This morning, theoretically, I am on day one of my second sabbatical at WRI. I spent the last three months cranking on a big project at work and with a few small details left, got it over the finish line (more details on that soon). I’ll have to plug in for a couple of small meetings next week, but hopefully I can step away and enjoy the next five weeks doing some personal projects and seeing family—because in the fall, things are going to get very busy again. Brian is looking at a Nissan Leaf parked in his driveway and wants help disassembling it for his electrification project, and I’m hoping I can put in a couple of solid weeks helping him with that. I’d actually like to keep working on that through the winter because I am keenly interested in that project. And as always, there are projects here around the house to tackle, and I’ve got a red truck that I wanna get on the road before the snow flies. I’m also signed up to get my concealed carry license next week, and I intend to put some time in at the range.
I will never own a watch this expensive in my life, but watching this guy disassemble, clean, and reassemble an original Rolex GMT was fascinating. This watch is gorgeous, and would be everything I would want in a vintage timepiece. That bakelite bezel is beautiful—the rich color and typography are absolutely perfect, and the wear on the whole watch is just right.

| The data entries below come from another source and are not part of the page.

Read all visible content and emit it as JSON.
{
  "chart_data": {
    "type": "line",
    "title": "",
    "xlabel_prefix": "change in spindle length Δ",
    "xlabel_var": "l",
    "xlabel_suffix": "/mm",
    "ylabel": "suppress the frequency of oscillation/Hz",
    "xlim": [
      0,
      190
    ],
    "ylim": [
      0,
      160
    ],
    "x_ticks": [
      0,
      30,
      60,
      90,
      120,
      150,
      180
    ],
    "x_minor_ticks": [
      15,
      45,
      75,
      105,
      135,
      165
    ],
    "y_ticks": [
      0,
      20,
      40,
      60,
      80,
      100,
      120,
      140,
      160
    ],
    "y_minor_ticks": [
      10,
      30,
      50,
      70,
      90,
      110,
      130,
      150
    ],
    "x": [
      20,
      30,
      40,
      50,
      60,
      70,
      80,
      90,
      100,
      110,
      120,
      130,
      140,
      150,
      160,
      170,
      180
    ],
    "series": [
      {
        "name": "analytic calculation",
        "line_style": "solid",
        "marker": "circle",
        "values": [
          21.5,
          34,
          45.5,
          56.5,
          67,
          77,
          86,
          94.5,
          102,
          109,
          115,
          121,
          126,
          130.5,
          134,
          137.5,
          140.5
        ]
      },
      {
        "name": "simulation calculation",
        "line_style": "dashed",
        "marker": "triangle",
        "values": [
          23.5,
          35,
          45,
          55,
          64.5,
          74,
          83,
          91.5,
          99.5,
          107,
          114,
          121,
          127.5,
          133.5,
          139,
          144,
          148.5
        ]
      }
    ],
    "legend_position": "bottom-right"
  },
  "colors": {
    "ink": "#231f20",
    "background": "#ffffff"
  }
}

I’m currently taking a class/working group for creative directors run by the CD at Ogilvy Canada. I found it through my social media feed and signed up for it on a whim. I was lucky to get WRI to pay for it (after 11 years, this is the first class I’ve asked them to pay for) and so far it’s been pretty good. The class size is much bigger than I was expecting, and there are a lot of people who are in the place I was after about two years at WRI—they had the title, had been doing the work, but are still trying to figure out how their role fits in at whatever agency/company they’re at. This Thursday we went through the creative brief and roughly half the class had never written or used one, which I found kind of shocking. But something I’m finding universal is the lack of any formal training or mentorship for this role; if you’re lucky you work for a CD somewhere as a design or art director and they show you the ropes. My experience involved little mentorship—I had to figure it out along the way, which has been the theme of my entire career. The class will run through most of my sabbatical but that means I’ll be able to focus on the homework better.